JF: Pornography and prostitution are my favorite two topics because they are so provocative and controversial. And it’s easy to see both sides or all sides of the arguments around these issues. I don’t personally address them very much in the presentation. I touch upon sexually explicit materials but as far as my professional perspective, I think I’m pretty libertarian when it comes to these types of issues. I think prostitution, we say it’s the oldest profession in the world, and you know there’s questions around how do we regulate it, but I think other countries, like the Netherlands, they’ve sort of regulated it in a way that serves the health of all people and I think that’s been a fairly good model of how to have that industry functioning in a society in a way that’s safe for all those involved. (pause) I think we’re a little behind here in the states.

KB: With pornography and prostitution do you think they’re can be legitimate businesses or do you think that they kind of are exploitive by nature?

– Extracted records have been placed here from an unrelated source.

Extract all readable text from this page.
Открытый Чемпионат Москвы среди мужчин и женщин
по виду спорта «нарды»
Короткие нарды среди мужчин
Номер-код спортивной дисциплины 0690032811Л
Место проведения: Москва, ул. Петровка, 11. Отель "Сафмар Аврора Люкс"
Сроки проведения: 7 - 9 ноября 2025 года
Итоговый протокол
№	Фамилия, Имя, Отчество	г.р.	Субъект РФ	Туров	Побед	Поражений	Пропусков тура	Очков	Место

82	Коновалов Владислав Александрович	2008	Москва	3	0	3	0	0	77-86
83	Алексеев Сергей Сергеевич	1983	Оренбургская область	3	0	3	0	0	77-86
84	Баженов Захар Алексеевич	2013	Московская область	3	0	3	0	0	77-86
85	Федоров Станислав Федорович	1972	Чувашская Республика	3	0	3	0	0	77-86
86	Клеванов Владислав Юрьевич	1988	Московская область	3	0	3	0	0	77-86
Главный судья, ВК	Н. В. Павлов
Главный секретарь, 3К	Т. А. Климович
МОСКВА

JF: Yeah, you get into chicken and egg stuff there. I think it’s so easy to scapegoat pornography and prostitution for all of society’s problems and certainly many of the women in those industries with those backgrounds. But I also think they’re disadvantaged in our society, and I think that rather than scapegoat those two industries it’s important to look at some of the deeper issues, that women don’t get paid as much as men, that women are often exploited by men, and that those may be bigger problems to solve than just these surface issues that might reflect some of those problems.
And let’s say the women in those industries have had backgrounds, but they’re also disadvantaged economically in our society, and I think that rather than scapegoat those two industries it’s important to look at some of the deeper issues that women don’t get paid as much that women are often exploited and that those might be bigger issues to solve than these two surface issues.

KB: How do you feel about that feminist empowerment notion through pornography or prostitution?

JF: I think that it points to the fact that there are all kinds of feminisms and I’m sure there’s feminists whose views don’t align with others who call themselves feminists. Like in anything, you have different perspectives, different brands of feminism. I think also it’s really important for women to have control of their own bodies and their own destinies, and to go into something like prostitution shouldn’t be done out of something like being economically disadvantaged and feeling like that’s the only way you can make money, or because you’ve been sexually abused as a child, and now that’s the only way you know how to express love and affection. But if it were done in a framework where men and women were truly equal,
maybe there could be a profession where women could feel comfortable going into and running their own businesses that way. But it’s a complex issue, isn’t it? Which is why I don’t really get into it in the lecture, I only have an hour and that would take all the time up.